Definition : "Drug biotransformation, generally into more polar compounds readily excreted from the body through urine or feces."


Metabolic biotransformations can occur between absorption of the drug into the general circulation and its excretion. Metabolic products are often less active pharmacodynamically than the parent drug and may even be inactive. However, some metabolites have enhanced activity or toxic properties.

Drug metabolism usually occurs in the liver, but occasionally can take place in the gastrointestinal tract, lungs, kidneys, skin or plasma.

Two phases in metabolism are classically recognized:

  1. Phase I: Transformation of drug into a more polar metabolite by introducing or unmasking a functional group (e.g. oxidation, reduction or hydrolysis). Oxidation reactions are often catalyzed by a member of the cytochrome P450 family. These enzymes are mostly located in the endoplasmic reticulum of the hepatocytes (microsomial enzymes).
  2. Phase II: Combination of a glucuronic acid, sulfuric acid, acetic acid or amino acid with a functional group to form a polar conjugate that can be readily excreted in urine or feces. The enzymes catalyzing these reactions are mostly located in the cytosol of the hepatocytes.

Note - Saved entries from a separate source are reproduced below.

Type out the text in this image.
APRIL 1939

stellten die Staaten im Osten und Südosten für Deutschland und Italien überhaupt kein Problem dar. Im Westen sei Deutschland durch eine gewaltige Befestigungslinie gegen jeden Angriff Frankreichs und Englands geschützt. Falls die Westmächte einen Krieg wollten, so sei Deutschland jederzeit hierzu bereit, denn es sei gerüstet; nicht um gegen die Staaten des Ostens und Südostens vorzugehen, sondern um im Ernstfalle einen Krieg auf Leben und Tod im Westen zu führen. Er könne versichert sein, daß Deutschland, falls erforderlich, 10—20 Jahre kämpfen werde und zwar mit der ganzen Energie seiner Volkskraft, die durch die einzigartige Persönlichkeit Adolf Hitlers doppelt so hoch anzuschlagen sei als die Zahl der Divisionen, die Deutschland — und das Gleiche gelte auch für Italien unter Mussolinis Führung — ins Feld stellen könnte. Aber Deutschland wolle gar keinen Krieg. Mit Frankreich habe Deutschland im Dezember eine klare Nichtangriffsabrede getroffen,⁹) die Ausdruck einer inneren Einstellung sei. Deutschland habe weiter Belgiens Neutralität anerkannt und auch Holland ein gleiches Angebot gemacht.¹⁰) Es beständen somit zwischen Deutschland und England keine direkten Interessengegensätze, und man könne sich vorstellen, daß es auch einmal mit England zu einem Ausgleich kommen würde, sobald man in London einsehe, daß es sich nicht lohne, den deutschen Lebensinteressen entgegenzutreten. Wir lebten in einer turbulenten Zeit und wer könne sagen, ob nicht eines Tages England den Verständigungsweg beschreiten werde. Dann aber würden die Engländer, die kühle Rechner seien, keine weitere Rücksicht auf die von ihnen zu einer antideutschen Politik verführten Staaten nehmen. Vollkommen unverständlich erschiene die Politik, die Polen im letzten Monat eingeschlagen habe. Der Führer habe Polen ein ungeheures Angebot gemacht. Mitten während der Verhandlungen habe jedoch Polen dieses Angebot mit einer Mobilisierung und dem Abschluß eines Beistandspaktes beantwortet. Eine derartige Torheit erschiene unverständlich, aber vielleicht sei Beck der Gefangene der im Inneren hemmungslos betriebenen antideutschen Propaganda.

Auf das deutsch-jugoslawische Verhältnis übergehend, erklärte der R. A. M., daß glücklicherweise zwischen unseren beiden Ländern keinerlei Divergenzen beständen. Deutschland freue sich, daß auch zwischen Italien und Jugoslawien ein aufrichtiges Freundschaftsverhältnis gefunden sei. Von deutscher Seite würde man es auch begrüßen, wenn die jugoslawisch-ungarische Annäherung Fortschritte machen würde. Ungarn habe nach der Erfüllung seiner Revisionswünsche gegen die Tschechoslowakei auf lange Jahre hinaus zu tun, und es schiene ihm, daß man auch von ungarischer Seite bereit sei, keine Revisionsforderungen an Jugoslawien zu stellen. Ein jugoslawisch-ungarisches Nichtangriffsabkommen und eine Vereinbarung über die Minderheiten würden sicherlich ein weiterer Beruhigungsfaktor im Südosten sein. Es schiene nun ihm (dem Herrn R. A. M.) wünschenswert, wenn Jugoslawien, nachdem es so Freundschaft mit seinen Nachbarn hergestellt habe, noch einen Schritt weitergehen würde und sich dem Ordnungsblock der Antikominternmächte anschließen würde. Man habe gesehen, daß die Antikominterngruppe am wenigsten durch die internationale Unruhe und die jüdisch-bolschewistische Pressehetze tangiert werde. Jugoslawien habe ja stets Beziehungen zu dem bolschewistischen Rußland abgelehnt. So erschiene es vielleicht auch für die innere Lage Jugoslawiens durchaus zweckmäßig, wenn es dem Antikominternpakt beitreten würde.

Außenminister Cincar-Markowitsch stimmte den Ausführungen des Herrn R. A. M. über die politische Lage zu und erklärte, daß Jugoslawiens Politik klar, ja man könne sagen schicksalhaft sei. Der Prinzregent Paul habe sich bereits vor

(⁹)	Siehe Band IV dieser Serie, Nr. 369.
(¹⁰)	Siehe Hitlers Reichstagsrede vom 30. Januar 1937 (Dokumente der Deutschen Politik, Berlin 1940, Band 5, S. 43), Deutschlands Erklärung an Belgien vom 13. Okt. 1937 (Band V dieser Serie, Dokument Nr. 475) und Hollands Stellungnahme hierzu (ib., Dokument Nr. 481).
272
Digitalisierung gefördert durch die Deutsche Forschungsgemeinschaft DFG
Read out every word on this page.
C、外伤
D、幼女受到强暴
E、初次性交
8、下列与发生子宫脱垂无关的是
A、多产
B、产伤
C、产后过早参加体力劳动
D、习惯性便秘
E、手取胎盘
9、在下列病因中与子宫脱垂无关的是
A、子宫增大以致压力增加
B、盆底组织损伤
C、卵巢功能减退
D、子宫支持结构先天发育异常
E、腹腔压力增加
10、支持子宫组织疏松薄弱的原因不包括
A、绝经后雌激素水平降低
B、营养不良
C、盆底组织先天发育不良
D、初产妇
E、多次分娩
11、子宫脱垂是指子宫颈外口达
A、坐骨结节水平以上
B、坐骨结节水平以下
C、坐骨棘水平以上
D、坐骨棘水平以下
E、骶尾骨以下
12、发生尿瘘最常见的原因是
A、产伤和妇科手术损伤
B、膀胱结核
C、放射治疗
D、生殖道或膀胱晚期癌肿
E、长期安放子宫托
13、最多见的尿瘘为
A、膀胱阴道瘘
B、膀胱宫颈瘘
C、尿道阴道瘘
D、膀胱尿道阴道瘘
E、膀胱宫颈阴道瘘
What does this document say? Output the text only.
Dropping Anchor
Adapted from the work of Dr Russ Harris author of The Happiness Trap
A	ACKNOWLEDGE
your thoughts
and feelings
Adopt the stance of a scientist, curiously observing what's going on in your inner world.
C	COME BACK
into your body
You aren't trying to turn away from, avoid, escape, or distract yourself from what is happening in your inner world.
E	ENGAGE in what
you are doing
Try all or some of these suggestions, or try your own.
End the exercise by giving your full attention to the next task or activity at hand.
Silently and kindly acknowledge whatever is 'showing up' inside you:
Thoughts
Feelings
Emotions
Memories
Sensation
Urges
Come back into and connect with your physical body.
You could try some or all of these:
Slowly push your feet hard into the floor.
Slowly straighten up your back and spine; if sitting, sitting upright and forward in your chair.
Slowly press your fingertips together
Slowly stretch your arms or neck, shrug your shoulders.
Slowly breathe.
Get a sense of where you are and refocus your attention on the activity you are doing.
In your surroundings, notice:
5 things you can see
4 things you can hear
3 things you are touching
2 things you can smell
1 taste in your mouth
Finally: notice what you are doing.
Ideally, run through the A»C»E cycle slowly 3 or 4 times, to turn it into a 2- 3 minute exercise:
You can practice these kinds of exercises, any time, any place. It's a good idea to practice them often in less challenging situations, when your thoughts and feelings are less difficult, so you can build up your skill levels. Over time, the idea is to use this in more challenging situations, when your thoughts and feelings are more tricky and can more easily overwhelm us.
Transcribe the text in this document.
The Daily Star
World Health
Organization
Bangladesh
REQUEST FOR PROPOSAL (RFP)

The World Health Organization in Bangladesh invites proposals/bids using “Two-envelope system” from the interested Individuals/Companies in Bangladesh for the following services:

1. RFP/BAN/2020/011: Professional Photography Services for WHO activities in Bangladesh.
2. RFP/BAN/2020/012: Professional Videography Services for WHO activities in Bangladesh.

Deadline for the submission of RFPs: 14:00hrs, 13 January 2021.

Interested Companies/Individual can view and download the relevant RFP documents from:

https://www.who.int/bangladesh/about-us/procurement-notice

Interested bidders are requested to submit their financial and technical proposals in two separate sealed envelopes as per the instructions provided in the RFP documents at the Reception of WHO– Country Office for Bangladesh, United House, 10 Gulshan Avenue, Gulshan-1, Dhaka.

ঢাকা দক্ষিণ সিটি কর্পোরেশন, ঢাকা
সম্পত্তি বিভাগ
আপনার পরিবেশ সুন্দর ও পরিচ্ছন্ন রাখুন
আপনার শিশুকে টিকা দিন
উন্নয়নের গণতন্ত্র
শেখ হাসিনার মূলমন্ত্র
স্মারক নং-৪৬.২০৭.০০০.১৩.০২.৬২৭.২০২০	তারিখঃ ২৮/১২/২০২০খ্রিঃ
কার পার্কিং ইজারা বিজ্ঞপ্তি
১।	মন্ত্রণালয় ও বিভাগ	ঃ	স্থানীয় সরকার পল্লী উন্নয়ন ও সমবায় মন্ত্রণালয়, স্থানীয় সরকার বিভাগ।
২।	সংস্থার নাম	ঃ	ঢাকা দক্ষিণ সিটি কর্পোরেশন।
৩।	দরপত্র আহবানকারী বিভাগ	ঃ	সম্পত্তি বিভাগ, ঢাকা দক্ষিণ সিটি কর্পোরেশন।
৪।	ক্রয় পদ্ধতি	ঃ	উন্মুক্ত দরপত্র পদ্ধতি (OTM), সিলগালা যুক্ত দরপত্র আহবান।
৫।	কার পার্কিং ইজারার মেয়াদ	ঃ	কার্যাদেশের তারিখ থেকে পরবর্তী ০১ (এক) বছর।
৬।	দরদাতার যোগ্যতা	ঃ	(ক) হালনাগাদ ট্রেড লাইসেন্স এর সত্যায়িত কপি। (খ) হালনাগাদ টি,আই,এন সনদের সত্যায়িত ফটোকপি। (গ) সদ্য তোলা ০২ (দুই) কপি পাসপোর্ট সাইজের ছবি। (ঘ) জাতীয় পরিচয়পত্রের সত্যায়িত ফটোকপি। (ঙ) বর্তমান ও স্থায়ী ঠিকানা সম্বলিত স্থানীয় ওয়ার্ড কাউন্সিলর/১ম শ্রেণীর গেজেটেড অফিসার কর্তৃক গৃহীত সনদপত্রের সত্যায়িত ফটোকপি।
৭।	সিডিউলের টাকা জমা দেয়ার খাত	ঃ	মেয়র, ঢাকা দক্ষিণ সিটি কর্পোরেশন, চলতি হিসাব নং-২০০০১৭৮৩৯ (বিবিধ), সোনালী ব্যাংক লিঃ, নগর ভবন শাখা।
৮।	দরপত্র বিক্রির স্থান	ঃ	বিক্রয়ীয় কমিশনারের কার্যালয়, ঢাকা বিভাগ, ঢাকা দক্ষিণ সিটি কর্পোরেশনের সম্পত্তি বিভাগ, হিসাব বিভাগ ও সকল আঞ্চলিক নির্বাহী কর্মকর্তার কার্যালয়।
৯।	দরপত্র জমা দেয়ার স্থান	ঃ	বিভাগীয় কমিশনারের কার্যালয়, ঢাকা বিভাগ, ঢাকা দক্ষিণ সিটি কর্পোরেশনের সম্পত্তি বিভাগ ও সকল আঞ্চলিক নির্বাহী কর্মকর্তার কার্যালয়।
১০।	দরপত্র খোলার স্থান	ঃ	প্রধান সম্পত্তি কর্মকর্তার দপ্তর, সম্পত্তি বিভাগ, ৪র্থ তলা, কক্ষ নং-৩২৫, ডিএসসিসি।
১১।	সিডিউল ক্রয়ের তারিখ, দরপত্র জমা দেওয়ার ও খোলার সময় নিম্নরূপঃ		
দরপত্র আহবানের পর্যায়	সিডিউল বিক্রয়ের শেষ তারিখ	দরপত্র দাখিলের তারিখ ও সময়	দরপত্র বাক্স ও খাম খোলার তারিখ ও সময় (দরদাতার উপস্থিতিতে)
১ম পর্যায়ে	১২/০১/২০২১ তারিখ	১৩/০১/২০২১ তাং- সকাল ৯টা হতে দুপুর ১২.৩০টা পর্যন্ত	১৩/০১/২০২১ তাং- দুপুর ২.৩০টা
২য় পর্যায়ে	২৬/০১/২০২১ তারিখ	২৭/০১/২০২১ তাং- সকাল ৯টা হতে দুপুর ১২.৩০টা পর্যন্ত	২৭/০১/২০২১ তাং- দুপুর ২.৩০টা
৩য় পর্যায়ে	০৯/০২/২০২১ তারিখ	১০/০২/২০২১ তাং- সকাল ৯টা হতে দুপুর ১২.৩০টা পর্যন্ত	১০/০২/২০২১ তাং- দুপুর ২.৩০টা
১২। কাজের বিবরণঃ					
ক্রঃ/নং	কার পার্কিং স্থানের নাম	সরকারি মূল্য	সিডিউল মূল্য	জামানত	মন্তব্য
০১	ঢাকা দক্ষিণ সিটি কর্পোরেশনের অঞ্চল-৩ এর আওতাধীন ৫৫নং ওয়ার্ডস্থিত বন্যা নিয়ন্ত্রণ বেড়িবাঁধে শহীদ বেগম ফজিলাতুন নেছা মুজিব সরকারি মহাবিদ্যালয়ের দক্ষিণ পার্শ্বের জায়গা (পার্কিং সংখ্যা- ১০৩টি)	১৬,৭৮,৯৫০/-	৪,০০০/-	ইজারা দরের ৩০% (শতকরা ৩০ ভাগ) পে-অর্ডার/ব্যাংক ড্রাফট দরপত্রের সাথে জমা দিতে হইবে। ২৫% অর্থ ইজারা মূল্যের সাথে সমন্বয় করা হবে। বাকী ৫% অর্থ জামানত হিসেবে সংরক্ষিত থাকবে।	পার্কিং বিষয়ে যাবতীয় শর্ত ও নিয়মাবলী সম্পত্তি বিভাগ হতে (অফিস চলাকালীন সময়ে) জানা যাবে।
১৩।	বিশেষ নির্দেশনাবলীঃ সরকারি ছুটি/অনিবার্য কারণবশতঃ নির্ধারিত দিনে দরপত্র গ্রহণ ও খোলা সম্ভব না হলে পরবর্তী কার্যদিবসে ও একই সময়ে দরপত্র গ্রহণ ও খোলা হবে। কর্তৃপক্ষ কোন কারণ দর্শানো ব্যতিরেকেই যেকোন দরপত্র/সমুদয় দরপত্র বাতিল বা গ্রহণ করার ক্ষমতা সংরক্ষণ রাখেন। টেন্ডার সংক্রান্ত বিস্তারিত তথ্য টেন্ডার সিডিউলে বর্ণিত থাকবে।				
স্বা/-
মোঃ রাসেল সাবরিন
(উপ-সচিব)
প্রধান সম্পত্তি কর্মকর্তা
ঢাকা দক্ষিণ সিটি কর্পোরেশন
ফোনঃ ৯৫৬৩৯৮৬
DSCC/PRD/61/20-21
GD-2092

These two phases often occur sequentially: phase I oxidation prepares a functional radical enabling the conjugation with a polar compound.

Clinical implications

Metabolic reactions widely vary from one individual to another, and consequently affect the dose and frequency of administration required to achieve effective and safe drug levels in the organism. Genetic polymorphism accounts for some of the differences observed. Other important factors determining metabolism are age, diet, environmental factors, drug-drug interactions and diseases affecting metabolism (e.g. acute or chronic liver, cardiac or renal disorders).

Related terms


Enzyme induction: Acceleration of metabolism by increase of enzyme expression. Various substrates appear to induce metabolism, such as certain drugs and environmental pollutants. Induction decreases the pharmacological action of the substrate of the enzyme, including frequently the inducer. Sometimes, the enhanced amount of metabolites can increase toxicity or carcinogenicity.

Enzyme inhibition: Competitive blockade or inactivation of the enzyme by a substance, which may or may not be a substrate. The inhibition increases concentrations of the parent drug, and thus exaggerates and prolongs its pharmacological effects. For prodrugs, inhibition may decrease the pharmacological response.

Hepatic first pass effect: All drug dose absorbed from the gastrointestinal tract is first delivered to the liver by the portal vein. A fraction of the drug can then be metabolized in the liver before it even reaches the systemic circulation. Therefore the oral bioavailability of the drug is reduced.